Inutili vezzi poetici
Non è
possibile ancora tacere. Oggi, con questo terzo millennio che ci era apparso
ormai proiettato verso un nuovo futuro poetico e invece si rotola ancora
imperterrito nel suo stato di avanzata decomposizione causato prevalentemente da
avanguardie che tutti speravano ormai defunte perché hanno imperversato per
tutto il secolo imbavagliando la comunicazione poetica con ermetici funambolismi
di parole, oggi non se ne può più. Tacendo ancora, peccheremmo tutti di omertà.
E allora, indignato che ancora troppi riempiano la povera carta stampata con
segni privi di senso, oso alzare la voce contro alcuni vezzi tanto perversi
quanto inutili anche a costo di scatenare le vendette di molte corporazioni.

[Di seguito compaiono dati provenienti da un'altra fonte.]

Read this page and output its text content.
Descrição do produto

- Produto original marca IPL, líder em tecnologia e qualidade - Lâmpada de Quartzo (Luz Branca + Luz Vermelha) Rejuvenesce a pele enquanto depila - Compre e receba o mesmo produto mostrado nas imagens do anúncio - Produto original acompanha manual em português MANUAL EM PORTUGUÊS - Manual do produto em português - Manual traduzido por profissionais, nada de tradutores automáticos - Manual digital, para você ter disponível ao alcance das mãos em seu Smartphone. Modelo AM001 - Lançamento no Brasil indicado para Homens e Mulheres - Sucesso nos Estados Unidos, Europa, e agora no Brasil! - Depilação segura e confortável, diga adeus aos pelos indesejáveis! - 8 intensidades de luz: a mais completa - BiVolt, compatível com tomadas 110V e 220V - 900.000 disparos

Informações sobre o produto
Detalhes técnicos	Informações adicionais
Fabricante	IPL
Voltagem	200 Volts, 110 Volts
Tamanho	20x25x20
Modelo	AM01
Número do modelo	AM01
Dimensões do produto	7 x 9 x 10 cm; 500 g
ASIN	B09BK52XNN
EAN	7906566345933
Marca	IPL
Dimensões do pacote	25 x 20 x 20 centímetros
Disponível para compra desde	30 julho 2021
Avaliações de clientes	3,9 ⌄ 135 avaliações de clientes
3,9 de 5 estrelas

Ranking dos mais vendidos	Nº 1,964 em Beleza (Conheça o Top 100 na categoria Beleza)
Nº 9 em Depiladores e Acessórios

Prenderò di mira due dei vezzi più insensati che siano mai stati
eretti a istituzione da dei poeti che purtroppo vanno ancora per la maggiore
nonostante la loro mummifica vecchiezza. Uno è il vezzo, talmente inutile e
ridicolo da far sospettare che sia un trucco di chi non sa come riempire la
pagina, di dilatare una poesia come fanno i tacchini che da piccoli piccoli
appaiono enormi quando fanno la ruota. Parlo del vezzo di scrivere versi
cortissimi e rarefatti, spesso di una sola parola, messi in fila come nella
lista della spesa: Pomodori | melanzane | dentifricio | panini | detersivo |
carta igienica. Ma aspettate, ché ora viene il bello, perché quegli
ignoranti neanche si accorgono che le singole parole, messe nell’ordine dovuto,
farebbero quasi sempre un bell’endecasillabo! Provate per credere:
Pomodori melanzane dentifricio
panini detersivo carta igienica.
Non sarebbe una bella poesia?
Il secondo vezzo, ancora più inutile e insensato, è di
interrompere il verso a metà e continuare con l’altra metà scrivendola sfalsata
un rigo più sotto. Ecco, pescando a caso fra i luminosi prodotti della poesia
novecentesca, neanche tanto vecchia, in che modo uno dei nostri Grandi scrive
una sua poesia. Per pietà non svelerò il nome dell’illustre autore perché si
tratta dell’incipit d’una sua poesia nella quale fra l’altro non si capisce di
chi si parli, né di che cosa.
Il sempreverde
e
contro il sempreverde
il già meno verde
non ancora porporino.
Si vede adolescente
lei in quella rapina
traversare obliqua
il
diluvio delle foglie
Ululo di dolore per lo scempio di parole e di significati,
poiché oltretutto manca ogni segno di interpunzione che possa fornire qualche
aiuto (ma questo è ancora un altro assurdo vezzo), e mi chiedo e vi chiedo: che
cosa ha guadagnato la poesia scrivendo i versi in quel modo anziché in quello
“normale”? Stavo per dire “tradizionale”, ma non ho più voglia di sentire le
grida arroganti degli avanguardisti per darmi del codino, del retrivo e
dell’anti-progressista. Come se Progresso significasse distorcere la lingua
italiana. A me basta che si confrontino le due versioni:
Il sempreverde e
contro il sempreverde
il già meno verde non
ancora porporino.
Si vede adolescente lei in
quella rapina
traversare obliqua il
diluvio delle foglie
ecc. ecc.
Mi sa dire qualcuno se il “significato”, o il “significante”, o il pathos, o il
lirismo, o che so io qualunque altra cosa ci si aspetti dalla poesia, ne ha
sofferto? Vogliamo deciderci a mettere una buona volta alla berlina tutte queste
gratuite adulterazioni della poesia?